Diese Effekte zusammen erklären die volkstümliche Überlieferung vom "glühenden Nagel", ohne dass das Metall tatsächlich glüht.

Physikalische Fehler in vielen Anekdoten

► "Ummagnetisierung 20-Mio.-Mal pro Sekunde → Glühen": falsch. Bei HF (20 MHz) können ferromagnetische Domänen nicht einfach "mitschwingen" und das Metall dadurch aufheizen. Erwärmung durch HF kommt über induzierte Wirbelströme (Joule‑Effekt), nicht über einfache Umschaltung von Nord/Süd‑Polarität.
► Skin‑Effekt: Bei 20 MHz fließen Ströme nur in dünner Oberflächenschicht; der effektive HF‑Widerstand des Nagels bestimmt, wie viel Leistung dissipiert wird.
► Resonanz & Kopplung sind der Schlüssel: Nur bei einer sehr günstigen (oder absichtlich hergestellten) Resonanzanordnung kann viel Leistung lokal in einem kleinen Metallobjekt landen. Solche Konfigurationen sind in normalen Senderbaracken nicht die Regel und bei 20 MHz Trägerfrequenz ist mit einem nur 8 cm langen Nagel keine solche Resonanzanordnung erzielbar.

Was sagen Fachquellen und Zeitzeugen konkret?

► BBC‑Reminiscences und technische Berichte aus Senderstandorten berichten von handgehaltenen Leuchtstoffröhren, die in der Nähe starker Kurzwellen‑Stationen leuchten konnten, und von RF‑Verbrennungen bei unvorsichtigen Personen — keine Primäraussage über ruhig rotglühende Nägel.
► ARRL / Amateurfunk‑Sicherheitsdokumente erklären Hotspots und Kontaktverbrennungen als reales Risiko in der Nähe leistungsstarker Sendeanlagen.
► Regulatorische Leitfäden (z. B. FCC) weisen auf Kontakt‑/Hotspot‑Gefahren und erforderliche Sicherheitszonen hin — sie dokumentieren Gefährdung, nicht das behauptete Glühen.
► Physikalische Literatur zu Korona und HF‑Entladungen erklärt anschaulich, wie sichtbares Leuchten an Spitzen entsteht — plausibel als Erklärung für "leuchtende Nägel".

Fazit

Die Vorstellung, dass 20‑MHz‑Sender "Nägel in Holzwänden zum Glühen bringen", gehört eher in die Rubrik legendenhafter Übertreibungen. Physikalisch ist das nicht völlig ausgeschlossen, aber unter realistischen Bedingungen praktisch unmöglich — die beobachteten Erscheinungen lassen sich plausibel durch Korona, Funken/Lichtbogen und punktuelle HF‑Erwärmung erklären. Für alle praktischen Zwecke (Sicherheit, rechtliche Einschätzung, historische Rekonstruktion) sind die belegten Effekte (leuchtende Röhren, HF‑Verbrennungen, Korona) die relevanten Phänomene, nicht das angebliche gleichförmige Glühen von Nägeln.

Hintergrund
2011 tischte Gigaherz-Jakob die Story von den glühenden Nägeln zum ersten Mal auf.

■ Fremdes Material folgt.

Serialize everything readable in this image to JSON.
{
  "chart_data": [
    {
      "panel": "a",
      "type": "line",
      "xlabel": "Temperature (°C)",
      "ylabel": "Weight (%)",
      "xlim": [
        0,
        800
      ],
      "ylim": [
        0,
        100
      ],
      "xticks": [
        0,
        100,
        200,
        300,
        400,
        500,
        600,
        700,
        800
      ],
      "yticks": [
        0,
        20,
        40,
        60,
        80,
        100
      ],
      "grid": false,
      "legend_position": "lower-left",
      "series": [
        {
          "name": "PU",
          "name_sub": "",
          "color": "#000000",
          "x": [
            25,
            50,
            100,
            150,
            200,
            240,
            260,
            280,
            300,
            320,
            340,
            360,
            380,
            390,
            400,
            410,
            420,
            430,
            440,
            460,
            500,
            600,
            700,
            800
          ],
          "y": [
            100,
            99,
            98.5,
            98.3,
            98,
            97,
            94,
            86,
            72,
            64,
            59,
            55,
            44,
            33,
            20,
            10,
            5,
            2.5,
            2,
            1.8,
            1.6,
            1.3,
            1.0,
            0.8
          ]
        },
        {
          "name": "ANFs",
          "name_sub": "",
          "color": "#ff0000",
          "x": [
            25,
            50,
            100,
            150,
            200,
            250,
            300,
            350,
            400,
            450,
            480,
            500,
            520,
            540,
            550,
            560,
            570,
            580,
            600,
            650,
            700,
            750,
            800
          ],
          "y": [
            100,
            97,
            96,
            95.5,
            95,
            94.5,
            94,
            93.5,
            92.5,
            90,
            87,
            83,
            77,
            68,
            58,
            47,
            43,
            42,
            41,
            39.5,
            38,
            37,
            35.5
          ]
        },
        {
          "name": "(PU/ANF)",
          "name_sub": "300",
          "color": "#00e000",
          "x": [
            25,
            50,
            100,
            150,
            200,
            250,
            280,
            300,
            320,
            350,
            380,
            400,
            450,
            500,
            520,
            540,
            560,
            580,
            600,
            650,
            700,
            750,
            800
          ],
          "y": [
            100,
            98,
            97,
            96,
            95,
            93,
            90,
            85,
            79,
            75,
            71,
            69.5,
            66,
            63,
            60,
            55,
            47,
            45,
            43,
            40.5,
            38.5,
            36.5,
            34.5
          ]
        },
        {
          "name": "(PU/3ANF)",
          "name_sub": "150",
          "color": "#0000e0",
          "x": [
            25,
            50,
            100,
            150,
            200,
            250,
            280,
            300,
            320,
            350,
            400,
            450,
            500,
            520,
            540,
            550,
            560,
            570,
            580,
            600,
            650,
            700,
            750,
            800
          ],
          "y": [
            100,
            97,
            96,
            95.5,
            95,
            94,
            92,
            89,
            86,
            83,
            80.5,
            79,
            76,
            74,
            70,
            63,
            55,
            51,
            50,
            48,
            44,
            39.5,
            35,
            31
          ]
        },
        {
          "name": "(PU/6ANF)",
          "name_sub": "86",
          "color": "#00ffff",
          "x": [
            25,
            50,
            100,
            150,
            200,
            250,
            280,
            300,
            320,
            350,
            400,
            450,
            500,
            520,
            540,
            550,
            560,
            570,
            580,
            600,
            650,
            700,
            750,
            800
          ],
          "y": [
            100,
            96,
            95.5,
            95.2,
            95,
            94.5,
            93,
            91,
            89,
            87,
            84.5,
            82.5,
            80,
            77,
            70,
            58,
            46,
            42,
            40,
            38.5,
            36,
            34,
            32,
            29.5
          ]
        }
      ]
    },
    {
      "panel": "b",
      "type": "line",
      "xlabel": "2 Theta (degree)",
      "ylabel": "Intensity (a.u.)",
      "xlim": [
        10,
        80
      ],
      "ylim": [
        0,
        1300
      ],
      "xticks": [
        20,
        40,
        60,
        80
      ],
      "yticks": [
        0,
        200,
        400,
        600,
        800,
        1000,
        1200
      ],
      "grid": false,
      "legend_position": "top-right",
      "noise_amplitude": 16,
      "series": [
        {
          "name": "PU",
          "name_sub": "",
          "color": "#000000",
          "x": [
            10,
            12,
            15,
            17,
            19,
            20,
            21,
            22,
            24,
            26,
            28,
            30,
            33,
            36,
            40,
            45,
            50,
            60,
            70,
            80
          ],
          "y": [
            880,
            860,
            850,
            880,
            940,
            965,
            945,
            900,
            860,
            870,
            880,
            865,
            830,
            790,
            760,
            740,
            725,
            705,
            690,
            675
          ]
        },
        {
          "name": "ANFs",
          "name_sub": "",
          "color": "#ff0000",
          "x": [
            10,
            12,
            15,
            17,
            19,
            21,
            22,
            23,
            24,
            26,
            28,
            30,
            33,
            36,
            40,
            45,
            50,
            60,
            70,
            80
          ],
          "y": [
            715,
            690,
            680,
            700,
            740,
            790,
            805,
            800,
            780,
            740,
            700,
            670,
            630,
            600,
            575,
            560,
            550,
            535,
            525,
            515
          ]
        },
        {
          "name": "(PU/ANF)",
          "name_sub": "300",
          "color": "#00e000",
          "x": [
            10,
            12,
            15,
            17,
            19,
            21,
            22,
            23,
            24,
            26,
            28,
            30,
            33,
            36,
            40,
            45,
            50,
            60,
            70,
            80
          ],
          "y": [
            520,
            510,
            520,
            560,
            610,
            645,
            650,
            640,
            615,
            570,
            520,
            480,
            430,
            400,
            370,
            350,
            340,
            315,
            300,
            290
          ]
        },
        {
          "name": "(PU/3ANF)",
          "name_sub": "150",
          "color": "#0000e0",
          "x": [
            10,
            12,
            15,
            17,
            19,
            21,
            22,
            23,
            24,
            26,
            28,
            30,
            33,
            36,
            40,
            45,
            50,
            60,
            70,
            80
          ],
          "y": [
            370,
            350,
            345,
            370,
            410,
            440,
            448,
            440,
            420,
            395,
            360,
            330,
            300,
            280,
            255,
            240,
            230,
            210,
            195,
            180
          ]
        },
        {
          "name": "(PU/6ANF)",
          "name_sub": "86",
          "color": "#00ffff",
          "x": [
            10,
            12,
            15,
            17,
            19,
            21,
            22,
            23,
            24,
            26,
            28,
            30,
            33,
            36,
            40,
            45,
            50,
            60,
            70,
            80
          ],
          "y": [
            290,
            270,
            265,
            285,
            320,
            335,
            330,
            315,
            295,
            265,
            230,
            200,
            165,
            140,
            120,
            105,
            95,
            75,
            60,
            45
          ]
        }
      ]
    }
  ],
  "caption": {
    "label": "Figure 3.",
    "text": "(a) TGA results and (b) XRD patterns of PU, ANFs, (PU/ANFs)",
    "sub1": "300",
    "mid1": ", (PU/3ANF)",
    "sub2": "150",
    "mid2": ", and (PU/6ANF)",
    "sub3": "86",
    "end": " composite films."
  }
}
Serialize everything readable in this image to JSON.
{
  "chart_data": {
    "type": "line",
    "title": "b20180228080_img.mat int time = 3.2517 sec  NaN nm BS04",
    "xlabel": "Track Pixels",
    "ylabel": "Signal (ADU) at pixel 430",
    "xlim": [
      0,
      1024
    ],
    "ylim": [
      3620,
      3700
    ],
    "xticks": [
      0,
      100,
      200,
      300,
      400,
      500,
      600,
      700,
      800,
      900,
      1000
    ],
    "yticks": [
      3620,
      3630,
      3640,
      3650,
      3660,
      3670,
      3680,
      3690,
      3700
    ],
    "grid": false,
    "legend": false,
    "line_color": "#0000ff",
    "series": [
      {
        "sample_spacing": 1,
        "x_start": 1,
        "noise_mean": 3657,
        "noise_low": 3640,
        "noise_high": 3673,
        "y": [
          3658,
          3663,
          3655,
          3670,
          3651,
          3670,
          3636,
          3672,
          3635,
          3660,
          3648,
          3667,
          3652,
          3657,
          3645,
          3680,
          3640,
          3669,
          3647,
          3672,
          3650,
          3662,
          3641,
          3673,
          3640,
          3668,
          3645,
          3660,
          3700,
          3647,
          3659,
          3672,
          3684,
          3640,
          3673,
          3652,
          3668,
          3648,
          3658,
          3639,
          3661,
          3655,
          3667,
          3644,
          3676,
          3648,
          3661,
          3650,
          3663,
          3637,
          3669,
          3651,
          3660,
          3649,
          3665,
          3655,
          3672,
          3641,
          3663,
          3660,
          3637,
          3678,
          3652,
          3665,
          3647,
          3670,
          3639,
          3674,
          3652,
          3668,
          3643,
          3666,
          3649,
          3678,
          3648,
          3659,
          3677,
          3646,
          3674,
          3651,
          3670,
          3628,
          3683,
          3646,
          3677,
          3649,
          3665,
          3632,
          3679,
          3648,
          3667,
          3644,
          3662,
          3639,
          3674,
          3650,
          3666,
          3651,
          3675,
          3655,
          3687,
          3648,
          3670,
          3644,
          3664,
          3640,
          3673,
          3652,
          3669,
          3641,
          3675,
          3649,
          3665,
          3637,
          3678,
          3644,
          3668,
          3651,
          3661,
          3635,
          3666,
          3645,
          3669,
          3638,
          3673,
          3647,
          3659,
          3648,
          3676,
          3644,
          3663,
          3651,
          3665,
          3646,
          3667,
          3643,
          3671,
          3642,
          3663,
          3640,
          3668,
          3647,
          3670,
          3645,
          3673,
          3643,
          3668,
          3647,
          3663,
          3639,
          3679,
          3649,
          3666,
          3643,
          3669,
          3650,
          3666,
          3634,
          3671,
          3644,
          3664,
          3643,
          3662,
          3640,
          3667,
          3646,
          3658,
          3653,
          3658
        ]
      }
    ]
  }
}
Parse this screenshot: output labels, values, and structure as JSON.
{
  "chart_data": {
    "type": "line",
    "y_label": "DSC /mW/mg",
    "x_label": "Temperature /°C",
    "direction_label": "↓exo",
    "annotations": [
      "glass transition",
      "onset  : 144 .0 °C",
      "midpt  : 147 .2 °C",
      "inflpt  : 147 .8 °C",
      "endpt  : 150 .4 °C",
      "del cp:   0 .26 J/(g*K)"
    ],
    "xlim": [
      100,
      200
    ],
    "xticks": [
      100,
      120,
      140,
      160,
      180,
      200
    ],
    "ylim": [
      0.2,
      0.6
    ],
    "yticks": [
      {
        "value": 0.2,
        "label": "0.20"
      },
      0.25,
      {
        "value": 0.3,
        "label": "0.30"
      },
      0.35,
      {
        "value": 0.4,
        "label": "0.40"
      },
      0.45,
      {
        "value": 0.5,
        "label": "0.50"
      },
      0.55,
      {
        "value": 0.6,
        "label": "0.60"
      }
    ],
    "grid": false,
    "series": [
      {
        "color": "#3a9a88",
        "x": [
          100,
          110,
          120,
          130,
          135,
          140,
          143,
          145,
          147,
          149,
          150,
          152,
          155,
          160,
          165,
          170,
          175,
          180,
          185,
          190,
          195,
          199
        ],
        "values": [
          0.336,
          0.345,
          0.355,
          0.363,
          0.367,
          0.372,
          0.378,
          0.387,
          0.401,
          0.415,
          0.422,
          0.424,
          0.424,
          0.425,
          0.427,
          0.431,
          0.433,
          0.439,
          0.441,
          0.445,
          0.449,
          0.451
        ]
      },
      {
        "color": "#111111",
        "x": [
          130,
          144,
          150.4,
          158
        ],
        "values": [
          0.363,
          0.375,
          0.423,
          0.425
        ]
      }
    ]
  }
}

[Admin: Hintergrundlink berichtigt 08.09.25, 18:20 Uhr]

Wipfelstecher + glühende Nägel = Münchhausen

Schutti2, Montag, 08.09.2025, 17:51 (vor 1 Tag, 6 Stunden, 37 Min.) @ KI

Hintergrund
2011 tischte Gigaherz-Jakob die Story von den glühenden Nägeln zum ersten Mal auf.

(Der Link funktioniert nicht)

Erstmals 2012 tischte Herr Jakob die Geschichte vom Wipfelstecher auf.
Auch hier wollten die Bösen die Wahrheit verbergen.
Diesmal die "Wahrheit", dass Funkwellen Bäume krank machen.
In Jakobs Märchen hat der Räuber von der Funkmafia das Märchen vom Wipfelstecher verbreitet. Das sei ein böses Insekt, welches die Bäume tot macht. Soll der Räuber gesagt haben, um von der Wahrheit abzulenken.
Der Kasper und seine Freunde haben das natürlich durchschaut. Sie starteten eine [Zitat] "weltweite Anfrage unter 20 Entomologen, zu Deutsch Insektenforschern", von denen natürlich keiner den Wipfelstecher kannte.
Jahaaa, der Hansueli kann nämlich auch Latein!

Soweit das Märchen. Ob "weltweit" mehr war als die Berge zwischen Graubünden und Nidwalden erfahren wir darin nicht. Ebensowenig den entomologischen Namen für den Wipfelstecher (obscurocolepterus hansuelii ?). Aber vielleicht hat den auch die Funkmafia schon geheim gehalten.
Wikipedia kennt jedenfalls auch keinen Wipfelstecher.
Da hat wohl einer in einem Märchen von einem Märchen geträumt.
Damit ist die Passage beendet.